Like Jolie, I got my life together before I met my spouse. At 28, I had finally gotten a handle on my drinking, started pecking at the earliest beginnings of my writing career, and had committed to a life of singlehood — not because it was what I wanted, but because it seemed more noble than the life of falling desperately for men who seemed like they could take or leave me, which was what I had been living. As Jolie told Elle in 2014, "I never thought I'd be in love, I never thought I'd meet the right person ... Having come from a broken home — you kind of accept that certain things feel like a fairy tale, and you just don't look for them." In that moment, I thought I had discovered the quiet dignity inherent in a life of not looking.

But when I met my now-husband, the world felt different. There was finally safe harbor. I realized that my wild years had all just been a defense; my childhood had been so terrifyingly unstable that the only way I had figured out how to cope was to push my own stability to the absolute limits and see if I survived. I had, and now it seemed like there was only one adventure left worth having: fall in love, and see if I could be a happy human being.

As the years went on, I felt connected not to Jolie herself, but to her family with Pitt.
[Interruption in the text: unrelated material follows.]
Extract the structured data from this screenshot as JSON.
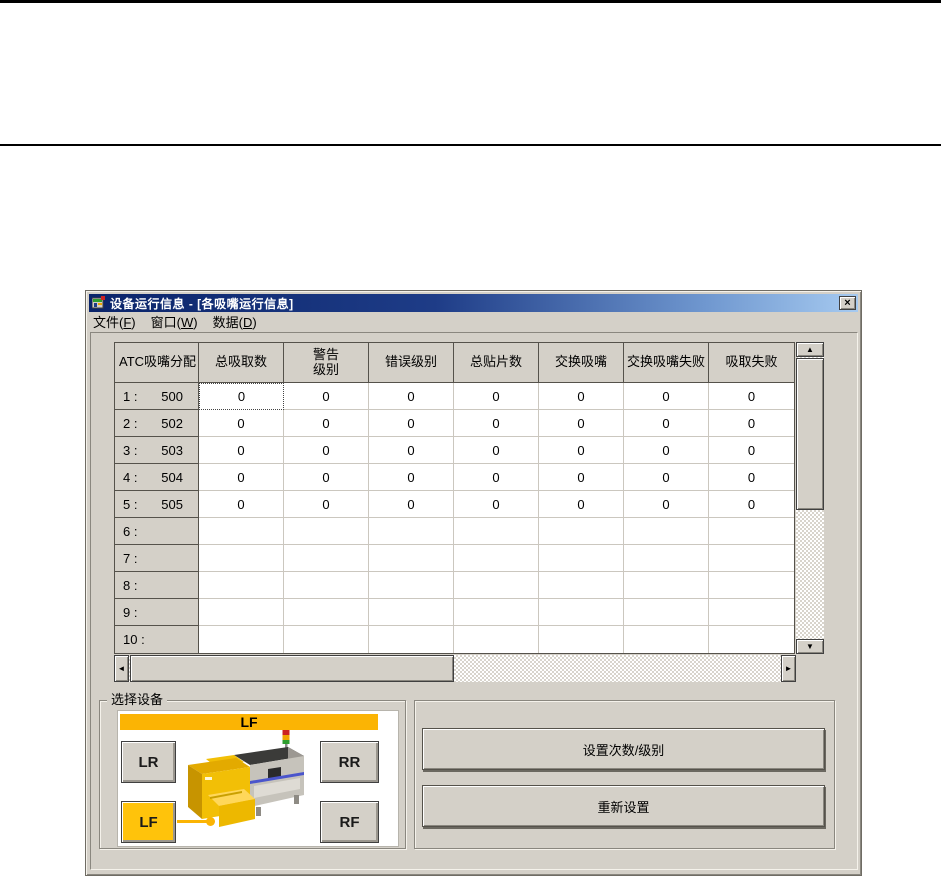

I liked the way they had tons of kids but just never seemed to feel like getting married — until they finally did get married, with Angelina clad in an impossibly expensive couture gown that had been scribbled on by her children. My partner and I, too, didn't feel like getting married, until we did; and though we're planning on no kids, rather than Jolie and Pitt's six, I felt some weird kinship with them — we had both made choices that made people think of us as freaks, and hell, maybe we were freaks; but we were freaks who, at long last, were happy.

The Brangelina break-up has nothing to do with me; I know that. But as an idea, it taps into all of my worst fears — that there's no way to truly outrun a troubled childhood, that happiness is for other people. On the most secret levels of my psyche, I even wonder if I've set some kind of timer on my own relationship by getting married this year, after six years of dating — what if there's some kind of dark magic to my childhood, as insensible as any fairytale, where letting my guard down and feeling secure in my relationship means that my days with my husband are numbered?

On some level, I feel shitty and selfish for even writing this — Angelina Jolie's life is her own business, not my drama. But we feel connections with celebrities for all sorts of reasons — and sometimes, those reasons are that their lives tell us stories we haven't heard anywhere else. Before Jolie became a star, I never knew of a woman who'd had a childhood like mine and moved on to an adulthood that seemed stable and satisfying, with room in it for love and family. Her divorce doesn't mean she didn't have these things, or that people who come from troubled families can't ever create new, untroubled ones. But it knocks the wind out of me, just a little. And it makes me worry that 24-year-old me, who feared that finding lasting love was a lot more difficult than anyone seemed to let on, might have known more than she thought.